Well, they might have suggested massive deflation and domino bankruptcies cometh because otherwise, I find that low spot guess dubious.
We see spot $18 again. You can very well bet the bullion industry will set prices in the mid-$20s to nearly $30 oz an ounce as demand continues outstripping available supplies.
Probably the best part of the report was working out how ridiculous the silver derivative leverage that was applied last year to keep spot silver prices in check.
Over $6 trillion in silver derivative futures contracts were traded last year in 2022, dwarfing the physical silver market for the year to the tune of over 227X times in notional value.
Right there, linked above, is the math on that data. You can do it yourself if you would like to confirm my claim.
Finally, to close this week, I see that Knight Frank was out confirming that high net worth Indians, I believe they define them as those with over $30 million in fiat USD estate wealth, well surprise, not surprise that and other wealthy investors around the worth have been increasing their allocations to gold as the positive price rising feedback loop begins.

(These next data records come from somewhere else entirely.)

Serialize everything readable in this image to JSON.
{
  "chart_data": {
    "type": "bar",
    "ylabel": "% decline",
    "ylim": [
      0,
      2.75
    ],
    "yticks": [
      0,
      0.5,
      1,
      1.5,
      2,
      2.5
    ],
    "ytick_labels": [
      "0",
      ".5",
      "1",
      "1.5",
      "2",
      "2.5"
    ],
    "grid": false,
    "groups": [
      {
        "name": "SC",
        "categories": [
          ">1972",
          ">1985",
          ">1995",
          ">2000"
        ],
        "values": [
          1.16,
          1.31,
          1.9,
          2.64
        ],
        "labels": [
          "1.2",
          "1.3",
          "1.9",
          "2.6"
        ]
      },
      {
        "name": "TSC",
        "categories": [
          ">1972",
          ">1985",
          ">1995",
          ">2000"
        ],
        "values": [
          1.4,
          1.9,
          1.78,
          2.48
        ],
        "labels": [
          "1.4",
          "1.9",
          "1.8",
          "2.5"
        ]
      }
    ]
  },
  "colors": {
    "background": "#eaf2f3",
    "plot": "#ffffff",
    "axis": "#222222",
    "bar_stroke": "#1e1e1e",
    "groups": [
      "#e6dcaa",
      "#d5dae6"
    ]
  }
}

High net-worth Indians have about 6% allocated to gold, while wealthy Austrians have the highest allocations at 8% in gold.
It seems many of the wealthy in Britain and Australia have a measly 2% allocation as they get front-run by eastern central banks buying gold bullion in volumes not seen since before World War 2.
And lastly, fiat financialized wealth in the USA, South Korea, Italy, and Ireland have a 1% gold allocation again.
In contrast, gold in the gold price in every one of those local economies is about to blow off into an undeniable secular bull run for the ages.
Well, I guess the weak allocators to gold currently get to pay through the eye later on. Good luck if bullion goes vanishing in a crisis. Enjoy your underperforming derivatives and risk-laden mining shares.
For anyone watching who knows the real value game being played there long term, I suggest you front these under-allocated low history knowing flock and get prudently positioned before they come scrambling in on a fear of loss trade the likes of which the world has never collectively all at once seen at the same time.
That is all for this week's SD Bullion Market Update.
As always, to you out there, take great care of yourselves and those you love.